Wires and cables are mainly divided into five categories: bare wires, electromagnetic wires, power cables, wires and cables for electrical equipment, and communication cables. Different types of wires and cables have different definitions and functions. Next, let's take a look at the common types of wires and cables.
Bare wire is a kind of wire without insulation wrap, mainly used for outdoor overhead.
Electromagnetic wire refers to the wire used on the electromagnetic coil, all of which are electromagnetic wire. Electromagnetic wire has high requirements on wire technology, and needs to adapt to harsh environments such as strong vibration, centrifugation, high temperature, and corrosion.
Power cables are mainly used to transmit and distribute electrical energy. It is characterized by wrapping oil paper, rubber or plastic on the conductor. The cable is corrosion-resistant, strong in insulation, can withstand high voltage, and has low requirements for the use environment.

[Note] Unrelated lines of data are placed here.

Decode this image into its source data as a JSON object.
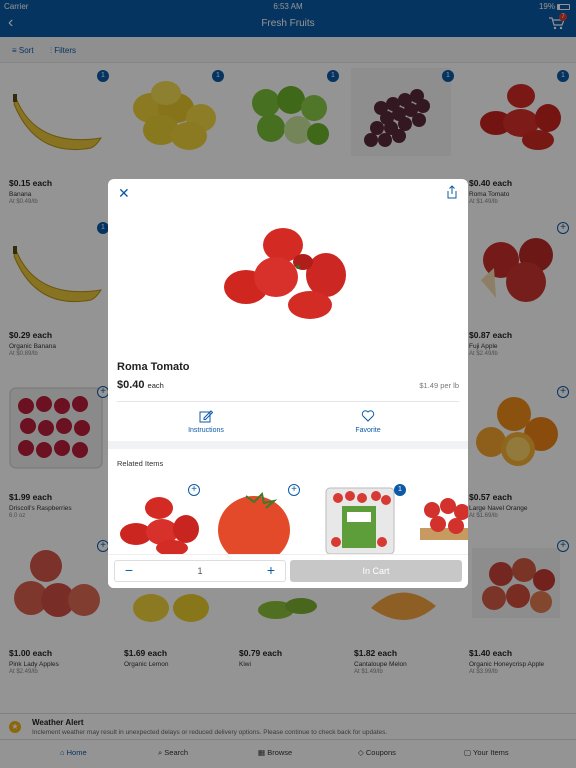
{
  "status": {
    "carrier": "Carrier",
    "time": "6:53 AM",
    "battery": "19%"
  },
  "nav": {
    "title": "Fresh Fruits",
    "cart_count": "7"
  },
  "toolbar": {
    "sort": "Sort",
    "filters": "Filters"
  },
  "grid": [
    {
      "price": "$0.15 each",
      "name": "Banana",
      "sub": "At $0.49/lb",
      "badge": "1"
    },
    {
      "price": "",
      "name": "",
      "sub": "",
      "badge": "1"
    },
    {
      "price": "",
      "name": "",
      "sub": "",
      "badge": "1"
    },
    {
      "price": "",
      "name": "",
      "sub": "",
      "badge": "1"
    },
    {
      "price": "$0.40 each",
      "name": "Roma Tomato",
      "sub": "At $1.49/lb",
      "badge": "1"
    },
    {
      "price": "$0.29 each",
      "name": "Organic Banana",
      "sub": "At $0.89/lb",
      "badge": "1"
    },
    {
      "price": "$0.87 each",
      "name": "Fuji Apple",
      "sub": "At $2.49/lb",
      "badge": "+"
    },
    {
      "price": "$1.99 each",
      "name": "Driscoll's Raspberries",
      "sub": "6.0 oz",
      "badge": "+"
    },
    {
      "price": "$0.57 each",
      "name": "Large Navel Orange",
      "sub": "At $1.69/lb",
      "badge": "+"
    },
    {
      "price": "$1.00 each",
      "name": "Pink Lady Apples",
      "sub": "At $2.49/lb",
      "badge": "+"
    },
    {
      "price": "$1.69 each",
      "name": "Organic Lemon",
      "sub": "",
      "badge": "+"
    },
    {
      "price": "$0.79 each",
      "name": "Kiwi",
      "sub": "",
      "badge": "+"
    },
    {
      "price": "$1.82 each",
      "name": "Cantaloupe Melon",
      "sub": "At $1.49/lb",
      "badge": "+"
    },
    {
      "price": "$1.40 each",
      "name": "Organic Honeycrisp Apple",
      "sub": "At $3.99/lb",
      "badge": "+"
    }
  ],
  "alert": {
    "title": "Weather Alert",
    "message": "Inclement weather may result in unexpected delays or reduced delivery options. Please continue to check back for updates."
  },
  "tabs": [
    "Home",
    "Search",
    "Browse",
    "Coupons",
    "Your Items"
  ],
  "modal": {
    "title": "Roma Tomato",
    "price": "$0.40",
    "price_suffix": "each",
    "unit_price": "$1.49 per lb",
    "actions": [
      "Instructions",
      "Favorite"
    ],
    "related_title": "Related Items",
    "related_badge": "1",
    "quantity": "1",
    "cart_button": "In Cart"
  },
  "colors": {
    "brand": "#0c5aa6",
    "badge_red": "#e23b2e"
  }
}
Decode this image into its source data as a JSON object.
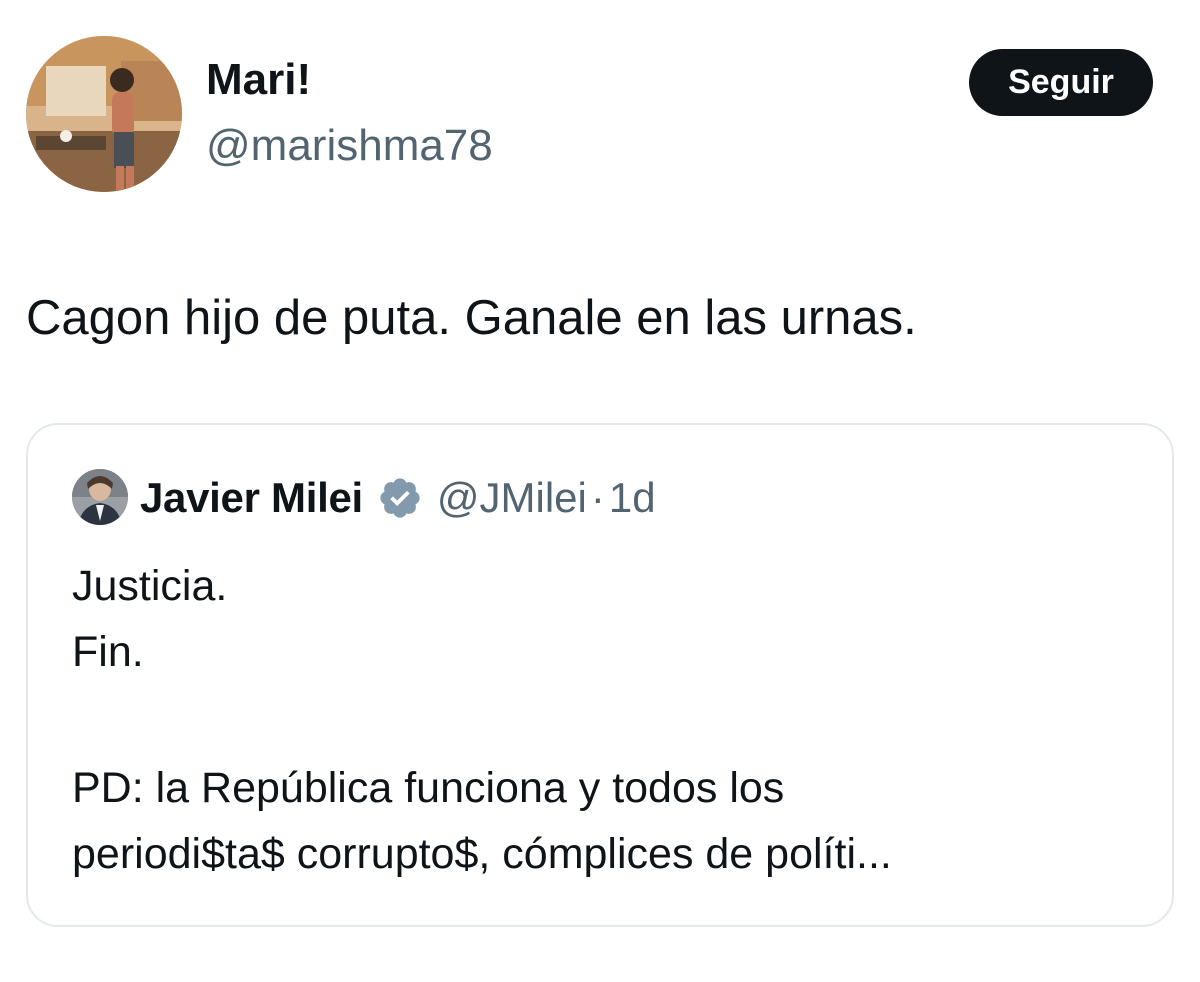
{
  "author": {
    "display_name": "Mari!",
    "handle": "@marishma78"
  },
  "follow_button": {
    "label": "Seguir"
  },
  "tweet": {
    "text": "Cagon hijo de puta. Ganale en las urnas."
  },
  "quoted_tweet": {
    "display_name": "Javier Milei",
    "verified_badge_icon": "verified-badge-icon",
    "handle": "@JMilei",
    "separator": "·",
    "time": "1d",
    "lines": [
      "Justicia.",
      "Fin.",
      "PD: la República funciona y todos los",
      "periodi$ta$ corrupto$, cómplices de políti..."
    ]
  },
  "colors": {
    "text_primary": "#0f1419",
    "text_secondary": "#536471",
    "follow_button_bg": "#0f1419",
    "card_border": "#e3e8ec",
    "badge": "#829aab"
  }
}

Wires and cables for electrical equipment are commonly used wires in daily life, mainly used to assemble electrical equipment and meters, and to shunt electrical energy.
Communication cables are mainly used for the transmission of television, telephone, network, broadcast signals, etc., and have the characteristics of large signal capacity and strong anti-interference ability.
There are three types of cable trays: step-through trays, which are generally used for large diameter cables such as power cables. Slot-type straight-through bridge is generally used for communication cables in network, communication, fire protection, etc. Tray-type through-bridge is used for power cables and signals, and has a wide range of applications.
The electrical accessories required for laying cables include cable terminal junction boxes, cable intermediate junction boxes, connecting pipes and terminals, steel plate connection slots, cable trays, etc.
When choosing wires and cables, we should generally pay attention to these issues:
1. The rated voltage of the wire is 1.5 times higher than the actual voltage.
2. The current carrying capacity of the wire is generally more than 1.5 times the actual current.
3. When laying long cables, calculate the voltage drop according to the length.
4. The wire needs to withstand the voltage and current when the protection device is operating.